宴で飲食を断るわけにもいかず、そこそこに食事を食べてきたので、エイダは、お茶だけもらうことにしたが、父親は、一緒にトレーで運ばれてきた丸いパンを手に取った。端からは、葉物の野菜が顔をのぞかせている。
「お父様、それは?」
「外国の料理だ。大倭の料理人が伝えた、ハンバーガーという料理らしい」
「ハンバーガーですか?」
「ああ、温めたパンとこねたひき肉を焼いたもの、これをハンバーグと呼んでいたな。はさんだだけの簡単な料理だが、冷たいサンドイッチよりも食しやすいとのことで、今の時期は、文官たちの間で夜食によく食べられているとのことだ。そうだったなセスト」
エイダのカップに紅茶を入れいていた、執事が頷く。
「ええ、この間の内密に訪れた大倭使節団受入の際に、団員の一人が食べていたのを見かけた第四王子が、陛下に伝え、陛下から、使節団の料理人に依頼を行い、それによりもたらされたものであります。」
第四王子は、普段は騎士団にいるが、使節団の滞在補佐のために城での勤務にあたっていたらしい。エイダは、活発そうな少年を思い浮かべた。あと3か月もすれば、その第四王子もクラスを得ることになるのだろう。

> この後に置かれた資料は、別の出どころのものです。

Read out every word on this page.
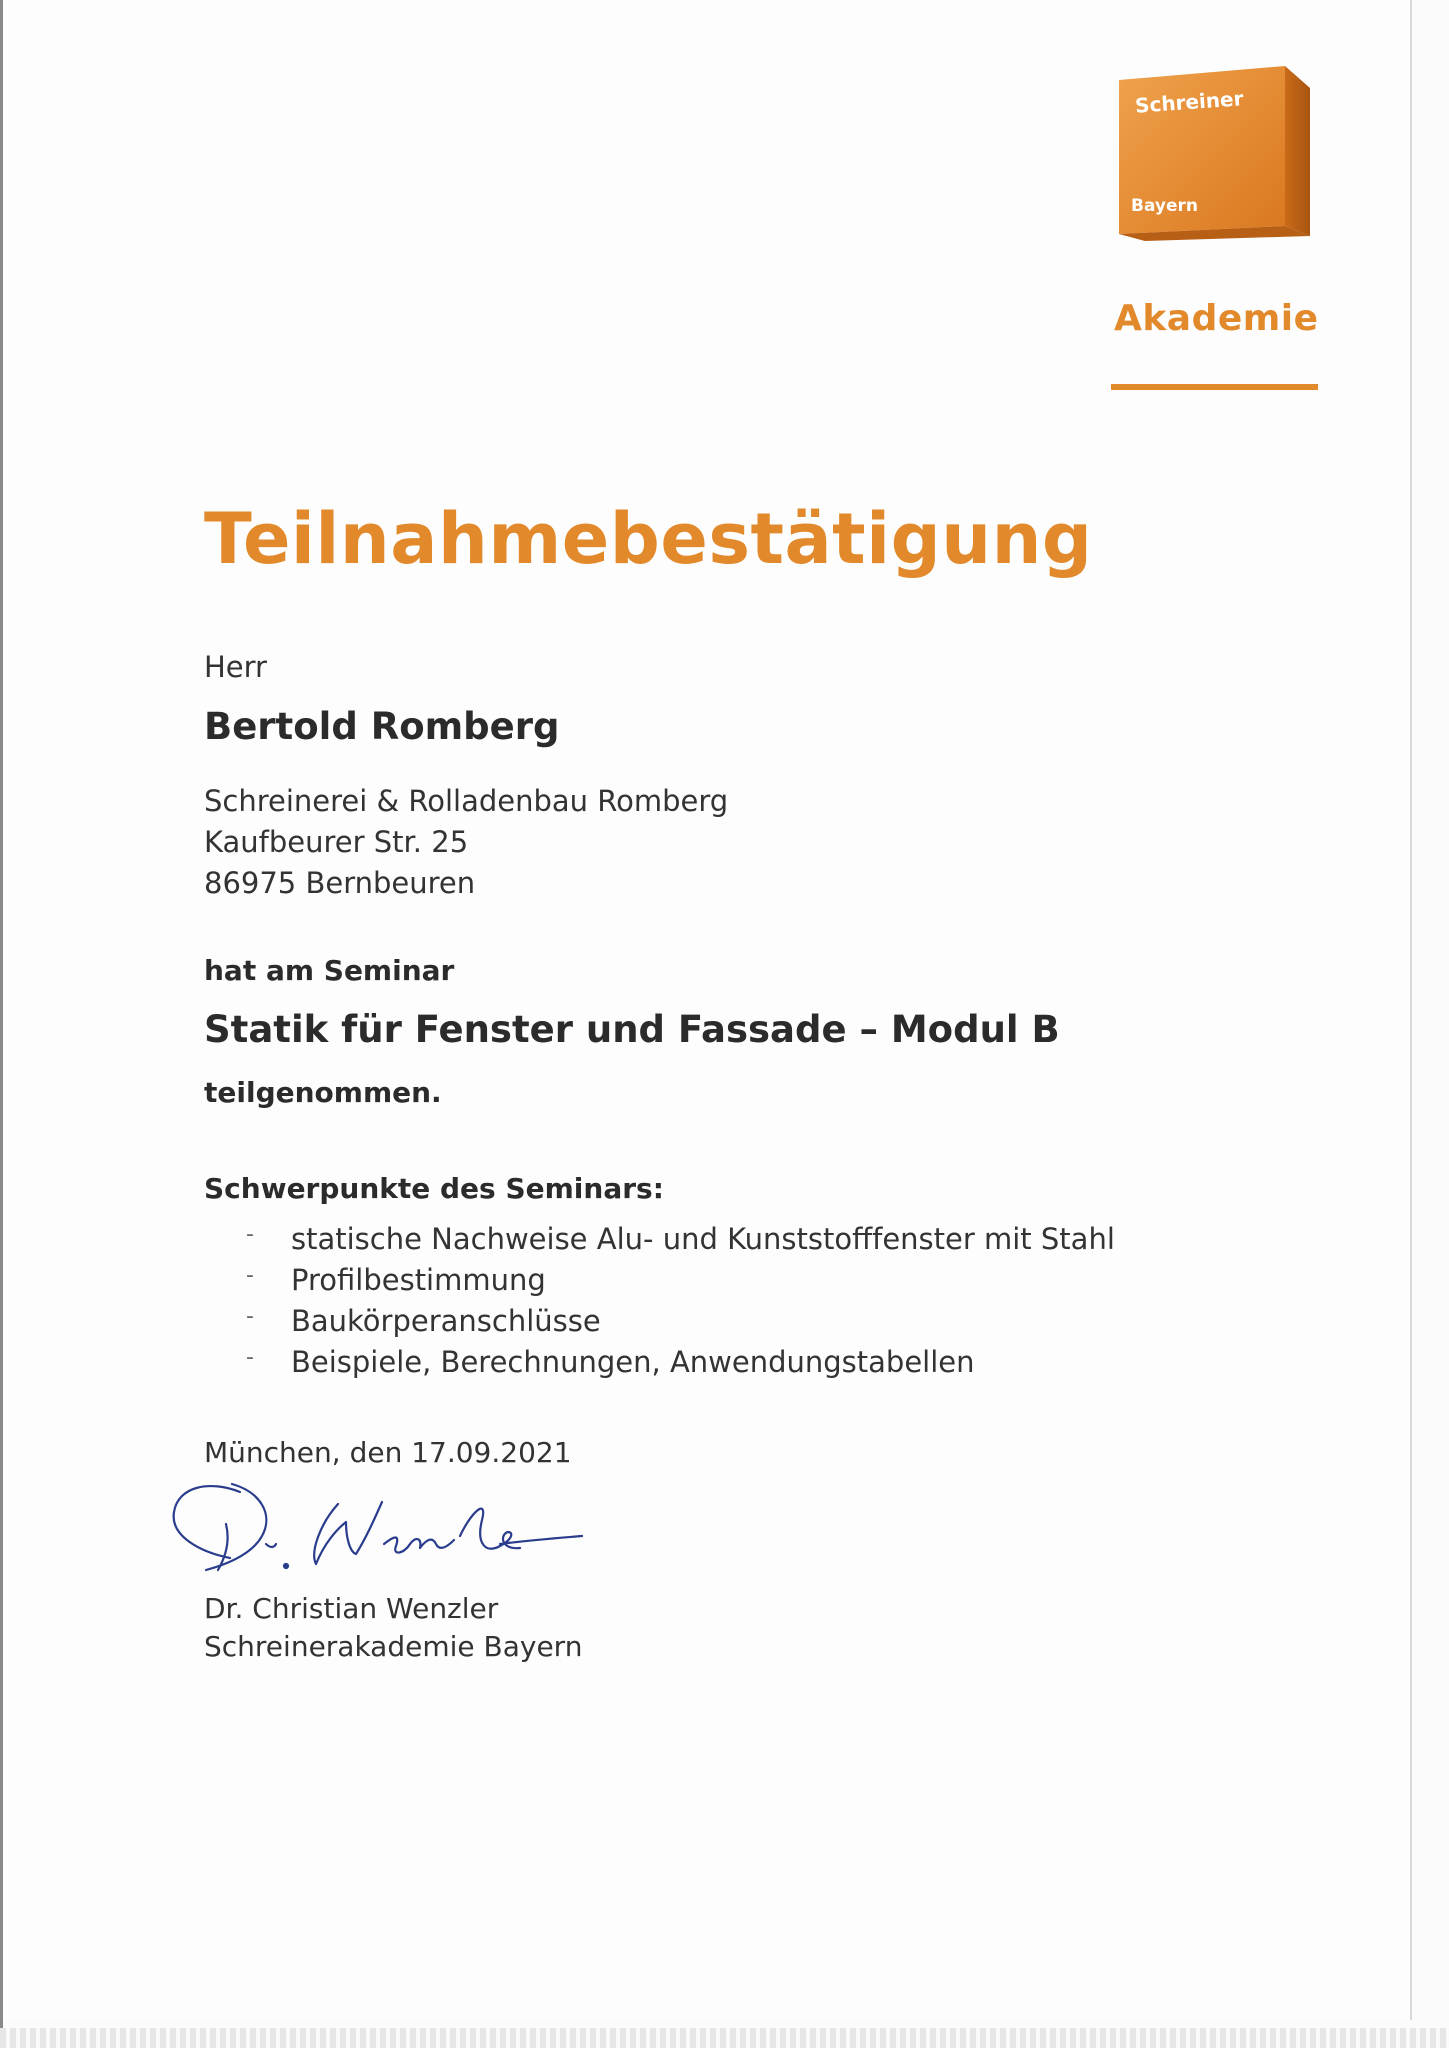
Schreiner
Bayern
Akademie
Teilnahmebestätigung
Herr
Bertold Romberg
Schreinerei & Rolladenbau Romberg
Kaufbeurer Str. 25
86975 Bernbeuren
hat am Seminar
Statik für Fenster und Fassade – Modul B
teilgenommen.
Schwerpunkte des Seminars:
- statische Nachweise Alu- und Kunststofffenster mit Stahl
- Profilbestimmung
- Baukörperanschlüsse
- Beispiele, Berechnungen, Anwendungstabellen
München, den 17.09.2021
Dr. Christian Wenzler
Schreinerakademie Bayern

「すこし、大倭の料理人には驚かされました・・・私より大きい、皮膚の黒い人でしたからな」
「ほう、討伐ギルドのアマンダと同じとは、珍しい肌色だな。言葉は通じたのか?」
執事は、首を横に振った。
「すべて、通訳を通してでしたし、発声は聞こえはしましたが、私の知る言語のどれにも当たらない言葉でした。・・・その時は、使節団の持ち込んだトマトなども使いましたが、あいにく、今は旬を外しておりますので、今日はご用意できませんでした。」
ふと、エイダが、父親を見ると、ペロッと1個食べ切り、2個目に手を伸ばしていた。一口食べ驚きに目を開く。

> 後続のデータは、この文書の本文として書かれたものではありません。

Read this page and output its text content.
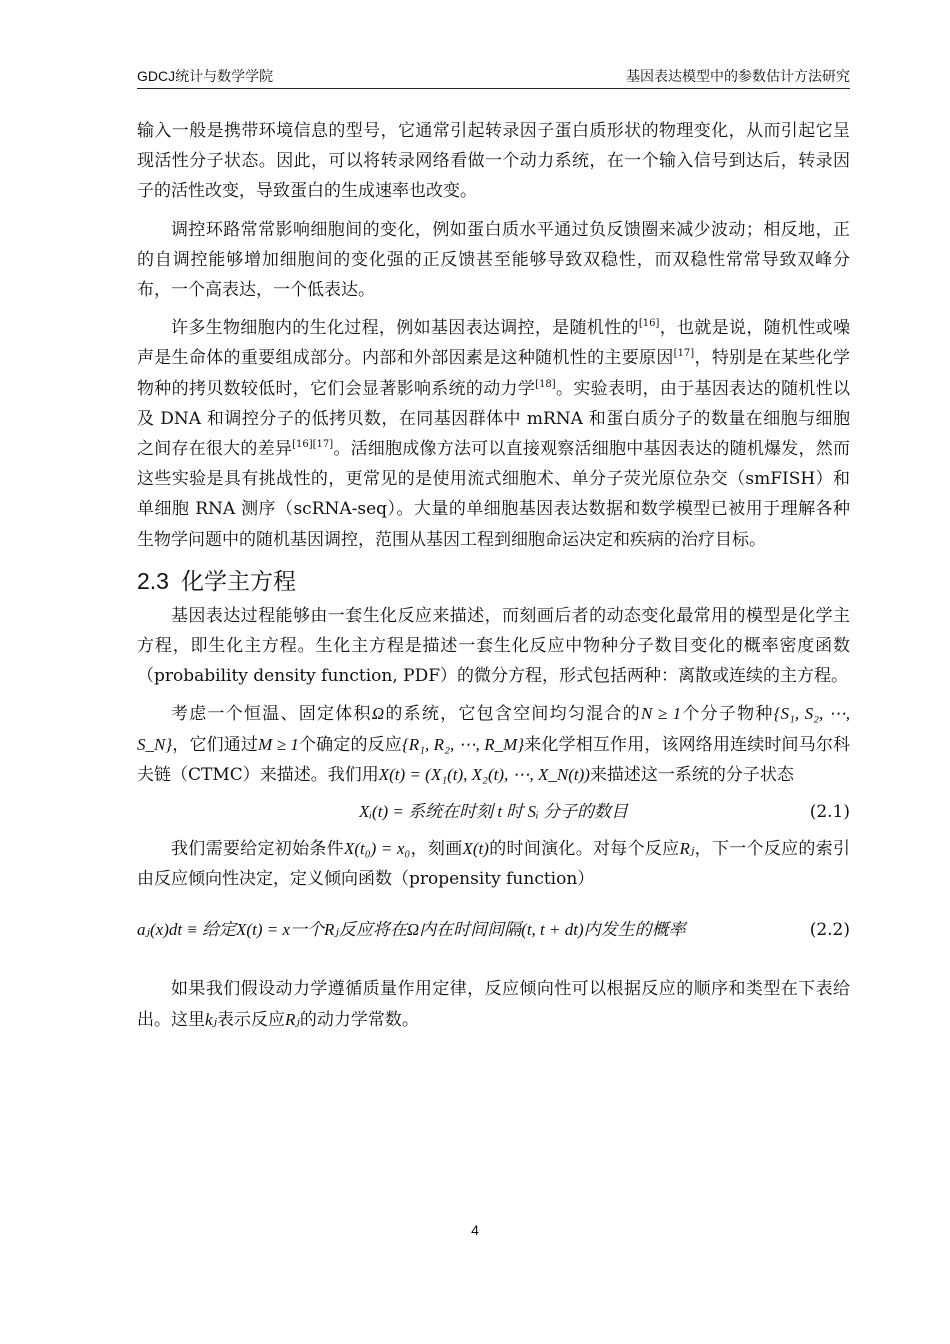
GDCJ统计与数学学院	基因表达模型中的参数估计方法研究

输入一般是携带环境信息的型号，它通常引起转录因子蛋白质形状的物理变化，从而引起它呈现活性分子状态。因此，可以将转录网络看做一个动力系统，在一个输入信号到达后，转录因子的活性改变，导致蛋白的生成速率也改变。

调控环路常常影响细胞间的变化，例如蛋白质水平通过负反馈圈来减少波动；相反地，正的自调控能够增加细胞间的变化强的正反馈甚至能够导致双稳性，而双稳性常常导致双峰分布，一个高表达，一个低表达。

许多生物细胞内的生化过程，例如基因表达调控，是随机性的[16]，也就是说，随机性或噪声是生命体的重要组成部分。内部和外部因素是这种随机性的主要原因[17]，特别是在某些化学物种的拷贝数较低时，它们会显著影响系统的动力学[18]。实验表明，由于基因表达的随机性以及 DNA 和调控分子的低拷贝数，在同基因群体中 mRNA 和蛋白质分子的数量在细胞与细胞之间存在很大的差异[16][17]。活细胞成像方法可以直接观察活细胞中基因表达的随机爆发，然而这些实验是具有挑战性的，更常见的是使用流式细胞术、单分子荧光原位杂交（smFISH）和单细胞 RNA 测序（scRNA-seq）。大量的单细胞基因表达数据和数学模型已被用于理解各种生物学问题中的随机基因调控，范围从基因工程到细胞命运决定和疾病的治疗目标。

2.3 化学主方程

基因表达过程能够由一套生化反应来描述，而刻画后者的动态变化最常用的模型是化学主方程，即生化主方程。生化主方程是描述一套生化反应中物种分子数目变化的概率密度函数（probability density function, PDF）的微分方程，形式包括两种：离散或连续的主方程。

考虑一个恒温、固定体积Ω的系统，它包含空间均匀混合的N ≥ 1个分子物种{S₁, S₂, ⋯, S_N}，它们通过M ≥ 1个确定的反应{R₁, R₂, ⋯, R_M}来化学相互作用，该网络用连续时间马尔科夫链（CTMC）来描述。我们用X(t) = (X₁(t), X₂(t), ⋯, X_N(t))来描述这一系统的分子状态

Xᵢ(t) = 系统在时刻 t 时 Sᵢ 分子的数目	(2.1)

我们需要给定初始条件X(t₀) = x₀，刻画X(t)的时间演化。对每个反应Rⱼ，下一个反应的索引由反应倾向性决定，定义倾向函数（propensity function）

aⱼ(x)dt ≡ 给定X(t) = x一个Rⱼ反应将在Ω内在时间间隔(t, t + dt)内发生的概率	(2.2)

如果我们假设动力学遵循质量作用定律，反应倾向性可以根据反应的顺序和类型在下表给出。这里kⱼ表示反应Rⱼ的动力学常数。

4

「1個目は香草のソースが利いていて旨かったが、これはトマトか?旬でもないのにどうやってソースにした?」
「ええ、その料理人から、トマトケチャップというものも、作り方を教えてもらい、一瓶譲ってもらいました。来年の旬の時には、村でも作ってみたいと思っております」
そういうと、執事は、ワゴンの中から、ケチャップの瓶を取り出した。繊細に書かれたトマトの絵が、瓶の側面に貼られている。
「相変わらず、絵がうまい。不思議なものだな。以前も瓶詰めの技術を受けた際には驚きだったが、大倭はここまで技術が進んでいるのか?」
「魔導の残滓もないところを見ると、技術のみで作られていると思います。同じようなものを魔導で作ろうと、目下研究中でございます。」
「そうか。早いうちに、大倭の技術の一端でも掴まなければな」
父親と執事の会話を聞きながら、エイダは紅茶に口をつけた。
その後、その使節団の話で父親と執事は、盛り上がっていたが、エイダには内容が複雑でよくわからなかった。父親も、理解を求めていないのか、特に補足的な説明を行うことはなかった。

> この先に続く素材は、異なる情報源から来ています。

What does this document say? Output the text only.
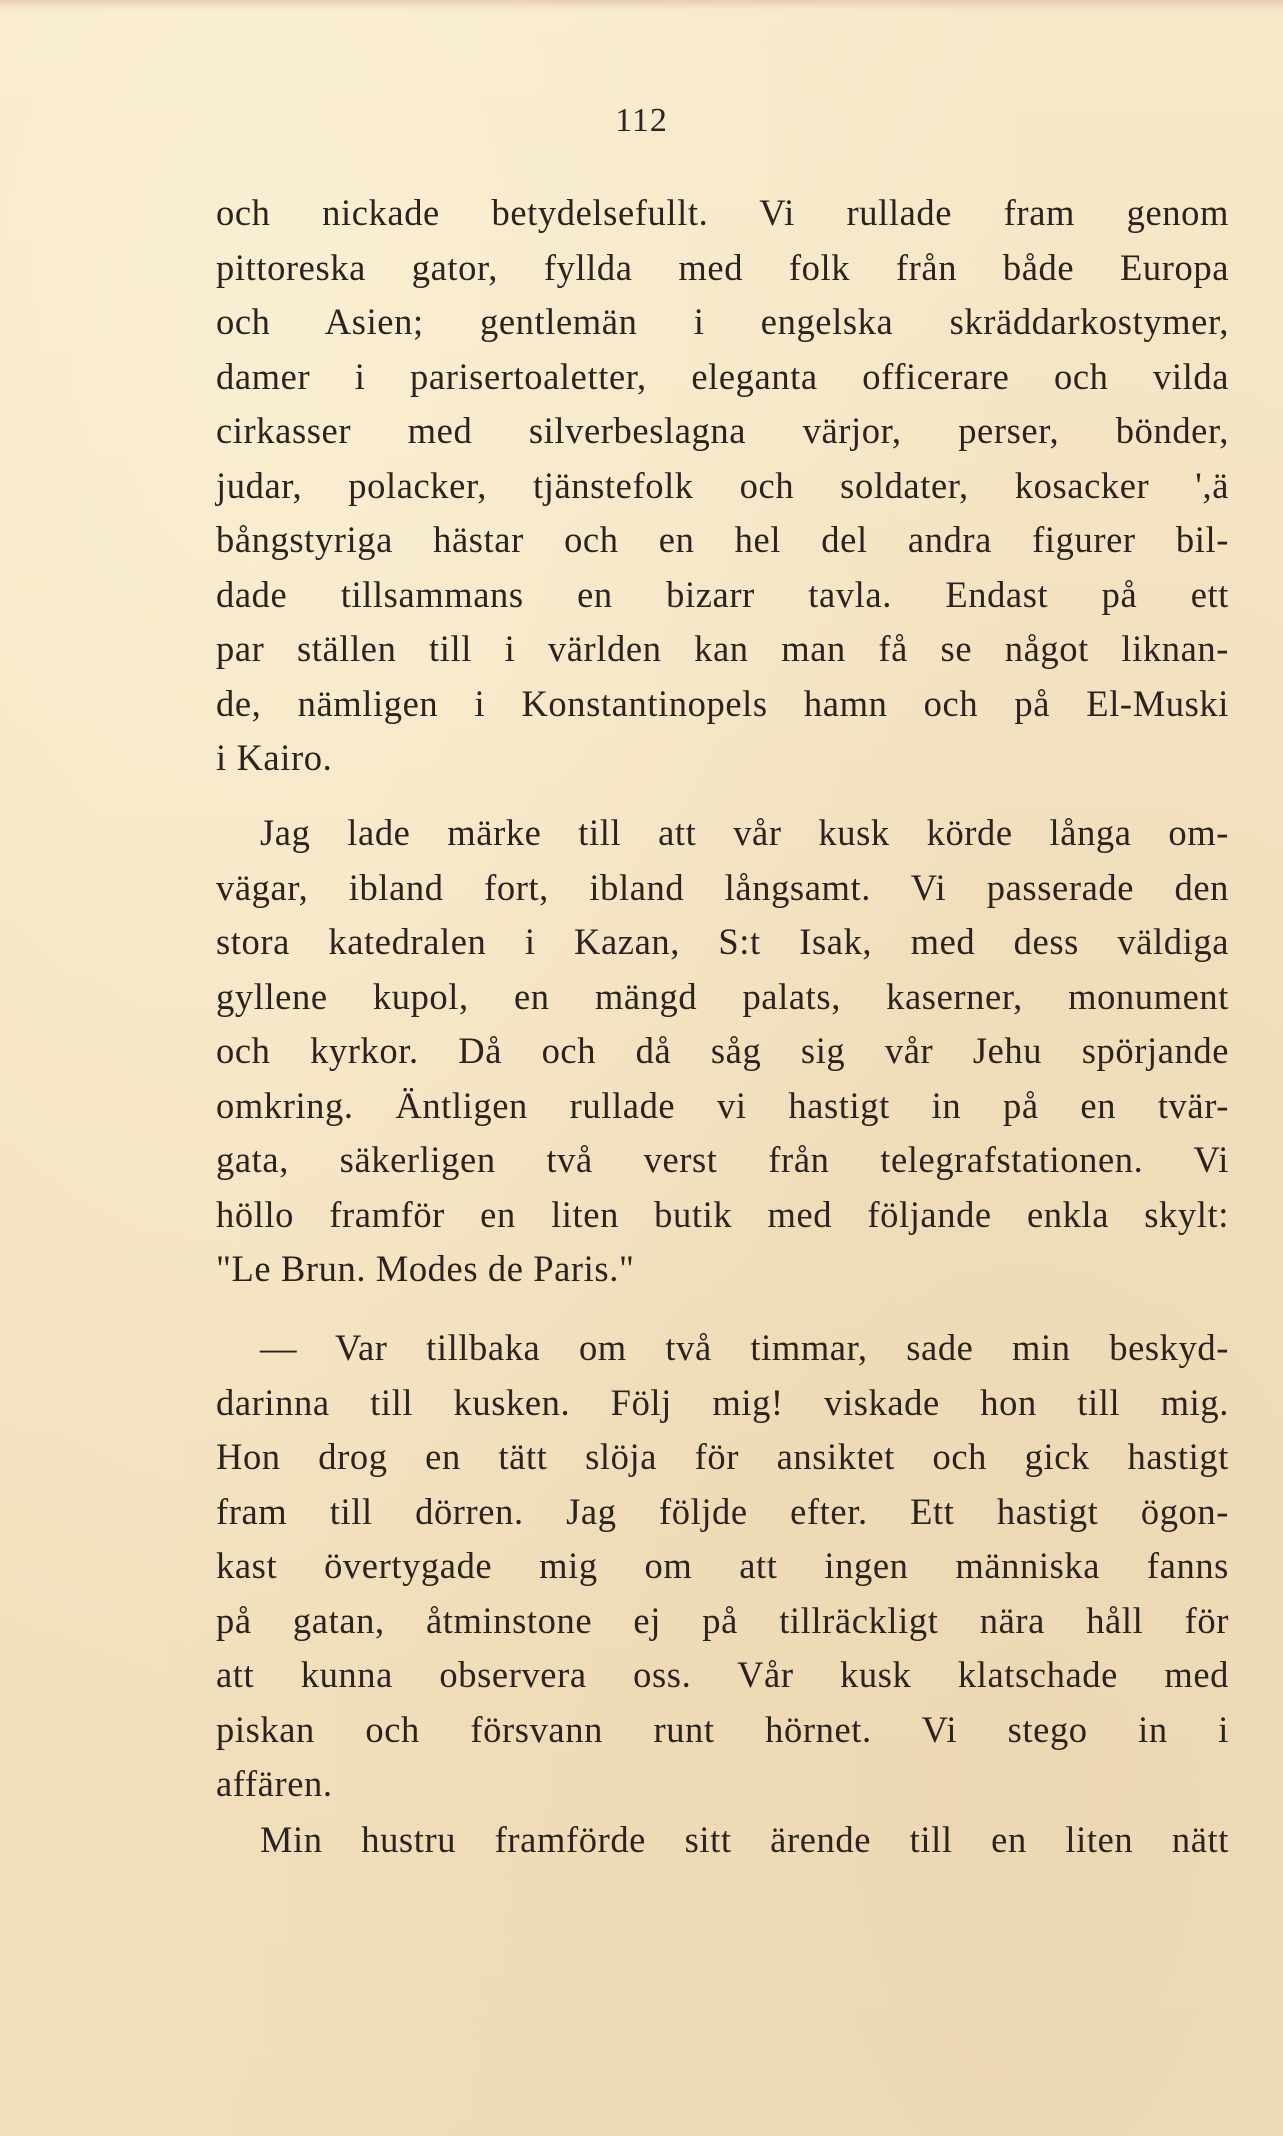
112
och nickade betydelsefullt. Vi rullade fram genom
pittoreska gator, fyllda med folk från både Europa
och Asien; gentlemän i engelska skräddarkostymer,
damer i parisertoaletter, eleganta officerare och vilda
cirkasser med silverbeslagna värjor, perser, bönder,
judar, polacker, tjänstefolk och soldater, kosacker ',ä
bångstyriga hästar och en hel del andra figurer bil-
dade tillsammans en bizarr tavla. Endast på ett
par ställen till i världen kan man få se något liknan-
de, nämligen i Konstantinopels hamn och på El-Muski
i Kairo.
Jag lade märke till att vår kusk körde långa om-
vägar, ibland fort, ibland långsamt. Vi passerade den
stora katedralen i Kazan, S:t Isak, med dess väldiga
gyllene kupol, en mängd palats, kaserner, monument
och kyrkor. Då och då såg sig vår Jehu spörjande
omkring. Äntligen rullade vi hastigt in på en tvär-
gata, säkerligen två verst från telegrafstationen. Vi
höllo framför en liten butik med följande enkla skylt:
"Le Brun. Modes de Paris."
— Var tillbaka om två timmar, sade min beskyd-
darinna till kusken. Följ mig! viskade hon till mig.
Hon drog en tätt slöja för ansiktet och gick hastigt
fram till dörren. Jag följde efter. Ett hastigt ögon-
kast övertygade mig om att ingen människa fanns
på gatan, åtminstone ej på tillräckligt nära håll för
att kunna observera oss. Vår kusk klatschade med
piskan och försvann runt hörnet. Vi stego in i
affären.
Min hustru framförde sitt ärende till en liten nätt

お茶がすっかり冷めるころになり、父親と執事は話を終えた。
執事からお茶のお替りをエイダは聞かれたが、断りを入れた。
「なるほどな今回の使節団は、いつもの秘密主義が嘘のようだな。さて、エイダ、次はお前が話す番だ。クラウのことを教えてもらおう、だが、その前に」
すぐに片付けが終わり、執事はワゴンを引いて執務室を後にする。
それを見届けた父親は、執務室の机に一度向かい、カギを開け黒い箱を取り出す。
「これを授けよう。今後も、フォールス王国のため、忠誠を尽くすよう。
あすからは、魔導具の使用を許可する。指輪には、対外魔導発動用の魔導具と、【炎の矢】、腕輪には、対内魔導発動用の魔導具と、【小さな盾】の魔導が封じられている。エイダにあわせて調整されているから存分に使うといい」
父親が、箱を開くと入っていたのは、魔導の発動用の指輪と、腕輪だった。もし、庶民が魔導士に成ったとしたら手に入れるのに一年以上はかかるものを、エイダは手にしていた。
「お父様・・・ありがとうございます」
目の前の机に、その箱が置かれ、着席を促されたエイダは、父親にクラウのことを伝え始めた。
それを、黙って父親は聞き入れてくれている。
すっかり部屋の中は暗くなり、明かりの魔導器がほのかに照り始めるころ、エイダの話は終わった。
「これが、私の知るクラウのすべてでございます」
「なるほどな、」
父親は膝の上で組んでいた指を解くと、じっとエイダの眼を覗き込んだ。こんな時に視線をそらしてはダメだと思いエイダはその視線を真正面から受け止める。
再び空気が張り詰めたものに変わる。エイダは無意識に唾を飲み込んだ。